Ihr hört vielleicht immer wieder Glaube sei ein Nicht Wissen. Dem widerspricht dieser Satz deutlich, denn wir wissen, dass der Weg Jesu nicht einfach ist, wir wissen, dass das Leben in der Nachfolge Christi, der Weg der Liebe, nichts mit dem Mainstream, und nichts mit dem immer wieder zitierten Zeitgeist zu tun hat.

Vor allem aber wissen wir, dass denen, die Gott lieben, alle Dinge, alles was ihnen geschieht, zum Besten diesen.

In diesem Satz steckt ein unerschütterliches Vertrauen in Jesus Christus und seinen Weg.

Aber diese Entscheidung muss man treffen in seinem Leben.

Auf welcher Seite willst du stehen und leben?

Willst du dein Leben als Zufall, oder als Gottes Wille verstehen?

Willst du dein Leben als einen Auftrag Gottes verstehen, der dir Sinn und Erfüllung gibt, oder als zufälliges Schicksal, in dem du auf Teufel komm raus, dem Streben nach Geld, Erfolg und Sicherheit nachgibst?

Willst du mit deinem Leben, den Weg der Liebe gehen, oder den Weg dieser Welt, die immer gleichgültiger dem maßlosen Unrecht und dem nicht mehr fassbaren Leid so vieler Menschen gegenüber steht?

Ich bitte euch als Konfirmandinnen und Konfirmanden, und ich bitte euch als Gemeinde, lebt euer Leben vertrauensvoll, hoffnungsorientiert, zuversichtlich und folgt mit mir Jesus Christus nach.

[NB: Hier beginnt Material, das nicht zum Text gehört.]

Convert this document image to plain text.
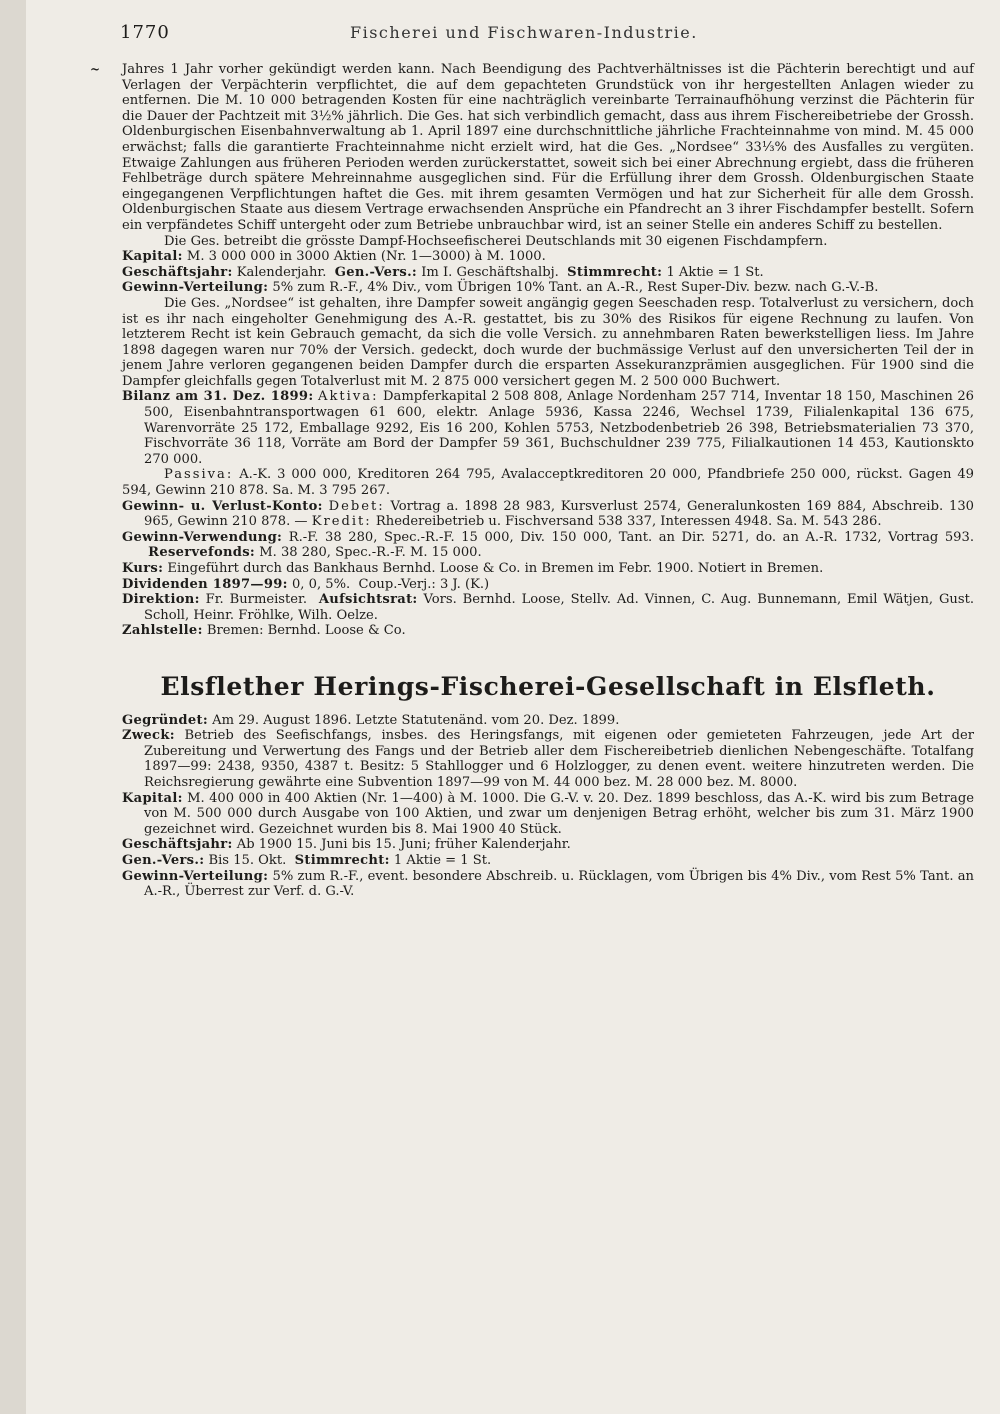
1770	Fischerei und Fischwaren-Industrie.

~ Jahres 1 Jahr vorher gekündigt werden kann. Nach Beendigung des Pachtverhältnisses ist die Pächterin berechtigt und auf Verlagen der Verpächterin verpflichtet, die auf dem gepachteten Grundstück von ihr hergestellten Anlagen wieder zu entfernen. Die M. 10 000 betragenden Kosten für eine nachträglich vereinbarte Terrainaufhöhung verzinst die Pächterin für die Dauer der Pachtzeit mit 3½% jährlich. Die Ges. hat sich verbindlich gemacht, dass aus ihrem Fischereibetriebe der Grossh. Oldenburgischen Eisenbahnverwaltung ab 1. April 1897 eine durchschnittliche jährliche Frachteinnahme von mind. M. 45 000 erwächst; falls die garantierte Frachteinnahme nicht erzielt wird, hat die Ges. „Nordsee“ 33⅓% des Ausfalles zu vergüten. Etwaige Zahlungen aus früheren Perioden werden zurückerstattet, soweit sich bei einer Abrechnung ergiebt, dass die früheren Fehlbeträge durch spätere Mehreinnahme ausgeglichen sind. Für die Erfüllung ihrer dem Grossh. Oldenburgischen Staate eingegangenen Verpflichtungen haftet die Ges. mit ihrem gesamten Vermögen und hat zur Sicherheit für alle dem Grossh. Oldenburgischen Staate aus diesem Vertrage erwachsenden Ansprüche ein Pfandrecht an 3 ihrer Fischdampfer bestellt. Sofern ein verpfändetes Schiff untergeht oder zum Betriebe unbrauchbar wird, ist an seiner Stelle ein anderes Schiff zu bestellen.

Die Ges. betreibt die grösste Dampf-Hochseefischerei Deutschlands mit 30 eigenen Fischdampfern.

Kapital: M. 3 000 000 in 3000 Aktien (Nr. 1—3000) à M. 1000.

Geschäftsjahr: Kalenderjahr. Gen.-Vers.: Im I. Geschäftshalbj. Stimmrecht: 1 Aktie = 1 St.

Gewinn-Verteilung: 5% zum R.-F., 4% Div., vom Übrigen 10% Tant. an A.-R., Rest Super-Div. bezw. nach G.-V.-B.

Die Ges. „Nordsee“ ist gehalten, ihre Dampfer soweit angängig gegen Seeschaden resp. Totalverlust zu versichern, doch ist es ihr nach eingeholter Genehmigung des A.-R. gestattet, bis zu 30% des Risikos für eigene Rechnung zu laufen. Von letzterem Recht ist kein Gebrauch gemacht, da sich die volle Versich. zu annehmbaren Raten bewerkstelligen liess. Im Jahre 1898 dagegen waren nur 70% der Versich. gedeckt, doch wurde der buchmässige Verlust auf den unversicherten Teil der in jenem Jahre verloren gegangenen beiden Dampfer durch die ersparten Assekuranzprämien ausgeglichen. Für 1900 sind die Dampfer gleichfalls gegen Totalverlust mit M. 2 875 000 versichert gegen M. 2 500 000 Buchwert.

Bilanz am 31. Dez. 1899: Aktiva: Dampferkapital 2 508 808, Anlage Nordenham 257 714, Inventar 18 150, Maschinen 26 500, Eisenbahntransportwagen 61 600, elektr. Anlage 5936, Kassa 2246, Wechsel 1739, Filialenkapital 136 675, Warenvorräte 25 172, Emballage 9292, Eis 16 200, Kohlen 5753, Netzbodenbetrieb 26 398, Betriebsmaterialien 73 370, Fischvorräte 36 118, Vorräte am Bord der Dampfer 59 361, Buchschuldner 239 775, Filialkautionen 14 453, Kautionskto 270 000.

Passiva: A.-K. 3 000 000, Kreditoren 264 795, Avalacceptkreditoren 20 000, Pfandbriefe 250 000, rückst. Gagen 49 594, Gewinn 210 878. Sa. M. 3 795 267.

Gewinn- u. Verlust-Konto: Debet: Vortrag a. 1898 28 983, Kursverlust 2574, Generalunkosten 169 884, Abschreib. 130 965, Gewinn 210 878. — Kredit: Rhedereibetrieb u. Fischversand 538 337, Interessen 4948. Sa. M. 543 286.

Gewinn-Verwendung: R.-F. 38 280, Spec.-R.-F. 15 000, Div. 150 000, Tant. an Dir. 5271, do. an A.-R. 1732, Vortrag 593.  Reservefonds: M. 38 280, Spec.-R.-F. M. 15 000.

Kurs: Eingeführt durch das Bankhaus Bernhd. Loose & Co. in Bremen im Febr. 1900. Notiert in Bremen.

Dividenden 1897—99: 0, 0, 5%. Coup.-Verj.: 3 J. (K.)

Direktion: Fr. Burmeister. Aufsichtsrat: Vors. Bernhd. Loose, Stellv. Ad. Vinnen, C. Aug. Bunnemann, Emil Wätjen, Gust. Scholl, Heinr. Fröhlke, Wilh. Oelze.

Zahlstelle: Bremen: Bernhd. Loose & Co.

Elsflether Herings-Fischerei-Gesellschaft in Elsfleth.

Gegründet: Am 29. August 1896. Letzte Statutenänd. vom 20. Dez. 1899.

Zweck: Betrieb des Seefischfangs, insbes. des Heringsfangs, mit eigenen oder gemieteten Fahrzeugen, jede Art der Zubereitung und Verwertung des Fangs und der Betrieb aller dem Fischereibetrieb dienlichen Nebengeschäfte. Totalfang 1897—99: 2438, 9350, 4387 t. Besitz: 5 Stahllogger und 6 Holzlogger, zu denen event. weitere hinzutreten werden. Die Reichsregierung gewährte eine Subvention 1897—99 von M. 44 000 bez. M. 28 000 bez. M. 8000.

Kapital: M. 400 000 in 400 Aktien (Nr. 1—400) à M. 1000. Die G.-V. v. 20. Dez. 1899 beschloss, das A.-K. wird bis zum Betrage von M. 500 000 durch Ausgabe von 100 Aktien, und zwar um denjenigen Betrag erhöht, welcher bis zum 31. März 1900 gezeichnet wird. Gezeichnet wurden bis 8. Mai 1900 40 Stück.

Geschäftsjahr: Ab 1900 15. Juni bis 15. Juni; früher Kalenderjahr.

Gen.-Vers.: Bis 15. Okt. Stimmrecht: 1 Aktie = 1 St.

Gewinn-Verteilung: 5% zum R.-F., event. besondere Abschreib. u. Rücklagen, vom Übrigen bis 4% Div., vom Rest 5% Tant. an A.-R., Überrest zur Verf. d. G.-V.
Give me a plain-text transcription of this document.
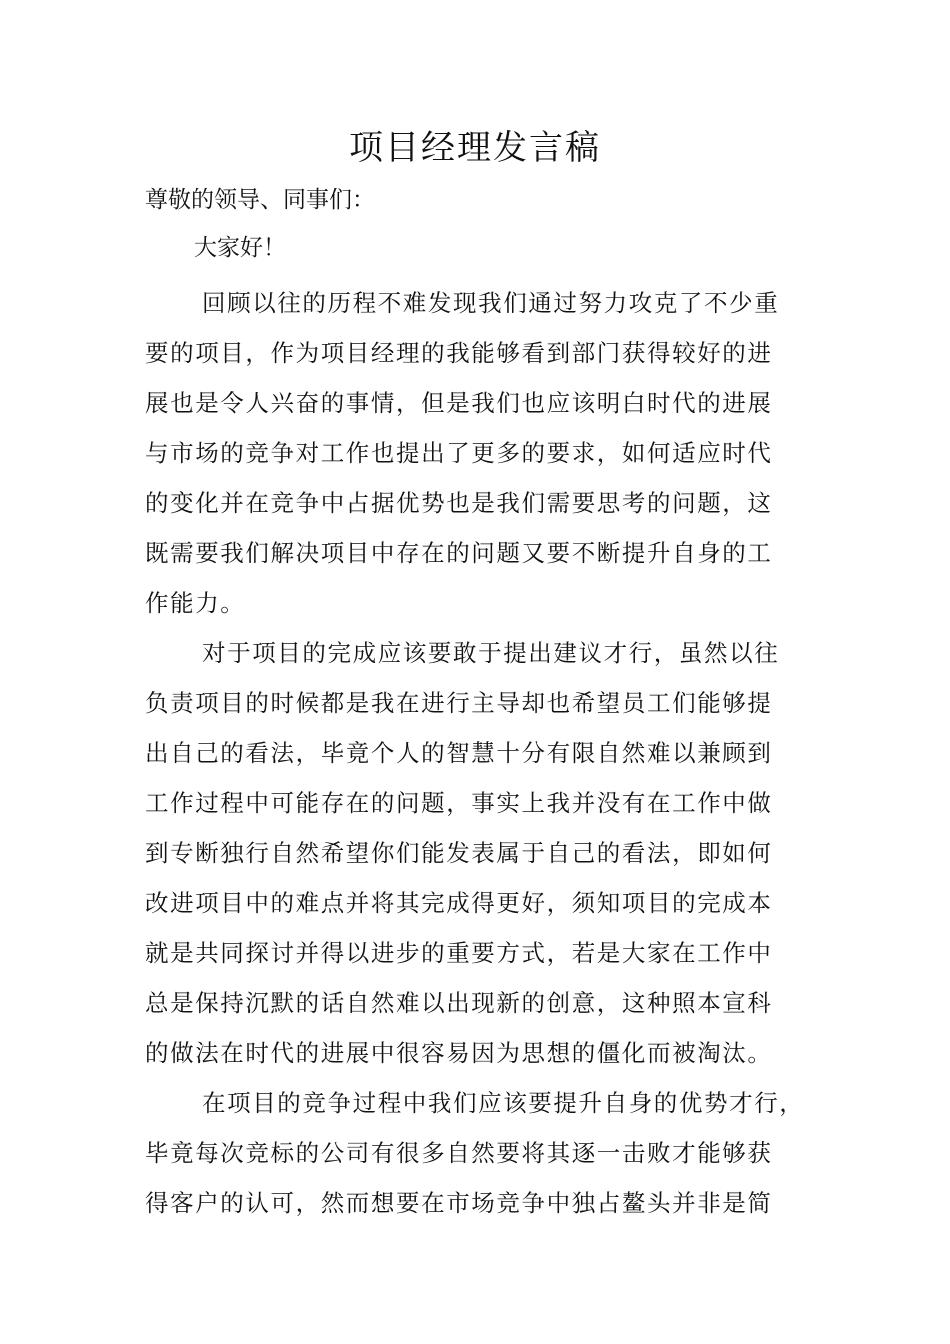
项目经理发言稿
尊敬的领导、同事们：
大家好！
回顾以往的历程不难发现我们通过努力攻克了不少重
要的项目，作为项目经理的我能够看到部门获得较好的进
展也是令人兴奋的事情，但是我们也应该明白时代的进展
与市场的竞争对工作也提出了更多的要求，如何适应时代
的变化并在竞争中占据优势也是我们需要思考的问题，这
既需要我们解决项目中存在的问题又要不断提升自身的工
作能力。
对于项目的完成应该要敢于提出建议才行，虽然以往
负责项目的时候都是我在进行主导却也希望员工们能够提
出自己的看法，毕竟个人的智慧十分有限自然难以兼顾到
工作过程中可能存在的问题，事实上我并没有在工作中做
到专断独行自然希望你们能发表属于自己的看法，即如何
改进项目中的难点并将其完成得更好，须知项目的完成本
就是共同探讨并得以进步的重要方式，若是大家在工作中
总是保持沉默的话自然难以出现新的创意，这种照本宣科
的做法在时代的进展中很容易因为思想的僵化而被淘汰。
在项目的竞争过程中我们应该要提升自身的优势才行，
毕竟每次竞标的公司有很多自然要将其逐一击败才能够获
得客户的认可，然而想要在市场竞争中独占鳌头并非是简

Werdet mit eurem Leben Teil des Profils, des Gesichtes, der Wirklichkeit Gottes in dieser Welt und lasst euch dabei durch nichts erschüttern.

Denn ich weiß, dass all denen, die Gott lieben, alle Dinge zum Besten dienen.

Weil Gott dich liebt und weil er dich nie alleine läßt und weil diese Welt nichts mehr braucht, als Menschen, die ihr Leben nicht an der Oberfläche leben, sondern aus der Tiefe ihrer Seele.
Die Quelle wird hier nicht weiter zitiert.